# UniMount Sport Utility or adapt a Meyer 7.5



## aje3721 (Dec 27, 2009)

Man am I glad to see a Jeep section here! Jeeps are everywhere; love it. Here is my dilemma... I have a Meyer 7.5 poly on a Chevy 1500 and want to use my 91 Wrangler and retire the Chevy boat. I have a Western Uni-mount Sport Utility lined up for $1000 mounts and all and wondered if it would be too light for stone driveways and off pavement. I have also flirted with fabricating tube mounts to bring the Meyer set up over to the Wrangler and chance finding an older Meyer blade that would be sturdier than the Sport Utility. I even had someone recommend cutting down the 7.5 or using it as is. I know I could try to sell the 7.5 and buy something smaller but then I would no doubt sell low and have to buy high and lose my shirt. Any ideas?


----------



## ppandr (Dec 16, 2004)

What motor/trans in the 91? If you have got a 4cyl than the smaller blade will be better. I would go with the Western over Meyers on any setup. Sell the Meyers and recoup the cash.


----------



## aje3721 (Dec 27, 2009)

*motor and trans*

It has the 4.0 HO with the AX15. I've been looking at other rigs on the site and really wish I could stay with a larger plow than the 6.5. I like the Western setup with the full size pump and all but the blade just seems lame. Am I missing something? Is the Sport Utility actually a strong set up? Should I get the Sawzall out on the 7.5 Meyer?


----------



## P&M Landscaping (Feb 20, 2008)

aje3721;930551 said:


> It has the 4.0 HO with the AX15. I've been looking at other rigs on the site and really wish I could stay with a larger plow than the 6.5. I like the Western setup with the full size pump and all but the blade just seems lame. Am I missing something? Is the Sport Utility actually a strong set up? Should I get the Sawzall out on the 7.5 Meyer?

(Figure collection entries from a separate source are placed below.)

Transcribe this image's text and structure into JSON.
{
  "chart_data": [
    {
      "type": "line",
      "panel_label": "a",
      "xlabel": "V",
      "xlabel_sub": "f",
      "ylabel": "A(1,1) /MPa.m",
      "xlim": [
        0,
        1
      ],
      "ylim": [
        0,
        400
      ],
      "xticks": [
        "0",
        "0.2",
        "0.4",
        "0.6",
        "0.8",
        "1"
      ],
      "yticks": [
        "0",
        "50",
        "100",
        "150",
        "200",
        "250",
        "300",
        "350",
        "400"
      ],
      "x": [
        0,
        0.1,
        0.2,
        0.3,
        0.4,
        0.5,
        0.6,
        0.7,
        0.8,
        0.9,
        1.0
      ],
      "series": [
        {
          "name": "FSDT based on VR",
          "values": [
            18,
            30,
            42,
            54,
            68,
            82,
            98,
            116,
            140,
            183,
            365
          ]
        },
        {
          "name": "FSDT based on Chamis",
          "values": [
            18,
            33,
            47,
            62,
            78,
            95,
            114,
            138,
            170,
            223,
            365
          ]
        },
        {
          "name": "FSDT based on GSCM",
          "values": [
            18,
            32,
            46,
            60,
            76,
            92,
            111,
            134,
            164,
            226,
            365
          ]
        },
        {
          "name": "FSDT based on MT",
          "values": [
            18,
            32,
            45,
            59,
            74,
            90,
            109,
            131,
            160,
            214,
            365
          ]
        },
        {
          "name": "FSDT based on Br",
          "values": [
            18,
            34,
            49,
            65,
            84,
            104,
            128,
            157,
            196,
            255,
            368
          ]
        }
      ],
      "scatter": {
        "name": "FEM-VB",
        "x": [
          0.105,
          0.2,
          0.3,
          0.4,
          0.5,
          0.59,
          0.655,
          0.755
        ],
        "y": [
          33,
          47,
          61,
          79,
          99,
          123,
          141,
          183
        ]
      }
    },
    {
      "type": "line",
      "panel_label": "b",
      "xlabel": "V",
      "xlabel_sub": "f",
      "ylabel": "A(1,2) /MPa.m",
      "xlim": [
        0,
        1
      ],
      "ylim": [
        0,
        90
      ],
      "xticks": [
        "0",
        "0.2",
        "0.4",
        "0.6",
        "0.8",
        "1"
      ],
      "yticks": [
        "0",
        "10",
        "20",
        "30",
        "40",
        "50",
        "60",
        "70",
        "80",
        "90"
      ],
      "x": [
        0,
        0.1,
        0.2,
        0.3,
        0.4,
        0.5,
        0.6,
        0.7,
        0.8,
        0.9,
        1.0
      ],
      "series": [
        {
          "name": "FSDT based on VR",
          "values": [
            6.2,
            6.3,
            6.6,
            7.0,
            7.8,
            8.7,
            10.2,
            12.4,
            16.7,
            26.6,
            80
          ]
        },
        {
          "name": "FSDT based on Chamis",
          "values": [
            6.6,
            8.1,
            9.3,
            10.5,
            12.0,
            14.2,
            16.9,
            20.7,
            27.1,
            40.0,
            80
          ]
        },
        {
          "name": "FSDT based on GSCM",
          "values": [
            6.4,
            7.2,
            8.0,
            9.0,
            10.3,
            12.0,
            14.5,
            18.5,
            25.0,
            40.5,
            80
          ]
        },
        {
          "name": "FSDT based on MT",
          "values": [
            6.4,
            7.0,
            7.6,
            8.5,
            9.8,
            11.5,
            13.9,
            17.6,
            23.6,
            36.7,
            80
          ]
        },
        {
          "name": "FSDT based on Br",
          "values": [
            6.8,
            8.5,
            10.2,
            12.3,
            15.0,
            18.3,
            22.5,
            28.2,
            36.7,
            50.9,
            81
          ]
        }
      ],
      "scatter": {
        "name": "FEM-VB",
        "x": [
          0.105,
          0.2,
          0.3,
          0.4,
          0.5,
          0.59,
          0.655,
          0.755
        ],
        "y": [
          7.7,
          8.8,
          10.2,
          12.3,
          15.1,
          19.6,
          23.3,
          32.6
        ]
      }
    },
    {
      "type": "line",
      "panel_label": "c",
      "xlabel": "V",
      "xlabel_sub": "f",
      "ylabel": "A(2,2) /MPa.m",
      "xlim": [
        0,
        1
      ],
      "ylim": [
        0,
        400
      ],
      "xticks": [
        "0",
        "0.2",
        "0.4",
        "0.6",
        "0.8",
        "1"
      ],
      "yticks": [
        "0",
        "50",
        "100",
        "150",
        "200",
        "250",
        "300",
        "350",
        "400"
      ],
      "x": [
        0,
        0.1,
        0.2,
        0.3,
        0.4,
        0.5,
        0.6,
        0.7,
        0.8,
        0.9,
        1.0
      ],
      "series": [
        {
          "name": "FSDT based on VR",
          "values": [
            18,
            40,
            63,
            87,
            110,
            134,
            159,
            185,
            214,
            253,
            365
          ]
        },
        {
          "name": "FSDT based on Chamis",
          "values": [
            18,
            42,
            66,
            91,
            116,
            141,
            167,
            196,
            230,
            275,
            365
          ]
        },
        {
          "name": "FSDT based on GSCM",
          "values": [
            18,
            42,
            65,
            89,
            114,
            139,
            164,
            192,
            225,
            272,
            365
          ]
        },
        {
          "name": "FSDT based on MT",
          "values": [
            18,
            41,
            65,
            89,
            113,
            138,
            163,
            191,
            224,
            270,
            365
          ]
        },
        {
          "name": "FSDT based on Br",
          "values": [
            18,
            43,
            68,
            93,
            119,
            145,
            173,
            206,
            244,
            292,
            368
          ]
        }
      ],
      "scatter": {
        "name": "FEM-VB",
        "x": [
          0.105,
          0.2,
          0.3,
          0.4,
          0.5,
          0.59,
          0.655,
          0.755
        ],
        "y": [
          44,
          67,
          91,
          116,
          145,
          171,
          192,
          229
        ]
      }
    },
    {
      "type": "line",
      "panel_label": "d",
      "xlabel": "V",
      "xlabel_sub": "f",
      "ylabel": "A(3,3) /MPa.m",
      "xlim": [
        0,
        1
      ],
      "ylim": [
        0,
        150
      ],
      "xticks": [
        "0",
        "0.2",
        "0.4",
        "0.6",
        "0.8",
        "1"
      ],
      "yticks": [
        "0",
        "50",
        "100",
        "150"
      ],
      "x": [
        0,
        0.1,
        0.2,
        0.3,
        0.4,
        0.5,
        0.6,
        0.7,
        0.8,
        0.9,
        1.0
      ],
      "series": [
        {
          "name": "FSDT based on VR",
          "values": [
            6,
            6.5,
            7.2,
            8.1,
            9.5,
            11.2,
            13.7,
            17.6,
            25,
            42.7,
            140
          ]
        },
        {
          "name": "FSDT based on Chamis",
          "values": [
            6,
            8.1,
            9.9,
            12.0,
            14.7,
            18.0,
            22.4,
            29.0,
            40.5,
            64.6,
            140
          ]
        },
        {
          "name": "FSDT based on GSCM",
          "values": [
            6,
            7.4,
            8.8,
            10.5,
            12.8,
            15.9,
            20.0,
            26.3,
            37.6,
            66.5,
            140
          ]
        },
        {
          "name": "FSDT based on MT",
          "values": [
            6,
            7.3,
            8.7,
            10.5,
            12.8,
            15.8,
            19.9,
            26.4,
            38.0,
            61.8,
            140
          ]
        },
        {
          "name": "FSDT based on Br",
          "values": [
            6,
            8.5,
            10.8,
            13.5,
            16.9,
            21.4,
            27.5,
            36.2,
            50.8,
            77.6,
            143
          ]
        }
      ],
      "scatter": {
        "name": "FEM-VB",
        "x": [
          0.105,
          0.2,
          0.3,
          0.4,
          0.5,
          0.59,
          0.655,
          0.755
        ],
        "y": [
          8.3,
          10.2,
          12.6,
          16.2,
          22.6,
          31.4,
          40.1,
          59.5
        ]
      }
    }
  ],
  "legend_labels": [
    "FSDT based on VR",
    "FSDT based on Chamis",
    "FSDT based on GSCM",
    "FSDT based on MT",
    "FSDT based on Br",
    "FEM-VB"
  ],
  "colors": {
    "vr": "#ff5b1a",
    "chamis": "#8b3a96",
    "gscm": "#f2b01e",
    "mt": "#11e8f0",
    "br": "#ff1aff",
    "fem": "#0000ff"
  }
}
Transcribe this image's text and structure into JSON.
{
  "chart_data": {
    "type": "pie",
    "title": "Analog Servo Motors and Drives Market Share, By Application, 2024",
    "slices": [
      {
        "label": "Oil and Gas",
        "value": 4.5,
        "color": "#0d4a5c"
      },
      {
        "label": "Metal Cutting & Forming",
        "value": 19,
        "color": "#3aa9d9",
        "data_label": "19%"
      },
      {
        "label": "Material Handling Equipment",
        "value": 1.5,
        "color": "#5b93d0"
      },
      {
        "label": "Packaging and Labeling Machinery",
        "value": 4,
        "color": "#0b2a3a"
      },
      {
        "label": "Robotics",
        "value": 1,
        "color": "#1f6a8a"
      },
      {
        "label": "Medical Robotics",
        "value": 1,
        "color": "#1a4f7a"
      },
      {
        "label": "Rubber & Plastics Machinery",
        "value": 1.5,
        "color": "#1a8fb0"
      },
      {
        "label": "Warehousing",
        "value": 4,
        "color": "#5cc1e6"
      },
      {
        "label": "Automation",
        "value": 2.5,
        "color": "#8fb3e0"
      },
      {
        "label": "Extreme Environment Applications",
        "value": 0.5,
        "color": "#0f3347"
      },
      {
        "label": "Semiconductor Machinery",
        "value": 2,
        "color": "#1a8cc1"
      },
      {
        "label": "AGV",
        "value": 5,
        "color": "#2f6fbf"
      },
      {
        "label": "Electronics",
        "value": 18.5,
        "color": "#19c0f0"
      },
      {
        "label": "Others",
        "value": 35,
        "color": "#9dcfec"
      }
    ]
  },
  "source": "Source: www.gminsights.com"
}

What I would do, is take the western blade and throw a set of pro wings on it.


----------



## aje3721 (Dec 27, 2009)

*Pro Wings...*



P&M Landscaping;931832 said:


> What I would do, is take the western blade and throw a set of pro wings on it.


I didn't know there were wings available for that size plow. Do you have a link to the wings you'd recommend? Am I correct in assuming that the Meyer would be to much for a YJ? Is the Western Sport Utility substantial enough? Thanks for the advice on the wings; never considered it...


----------



## P&M Landscaping (Feb 20, 2008)

http://www.centralparts.com/accesso...s/Pro-Wings-The-perfect-Snowplow-option/3891/

Your meyer would work on the YJ, but that is alot of weight. If it was up to me, I would do these wings


----------



## aje3721 (Dec 27, 2009)

*Excellent*

Very good! Thanks again for the input and idea!


----------



## P&M Landscaping (Feb 20, 2008)

Hey no problem, good luck with the Jeep!


----------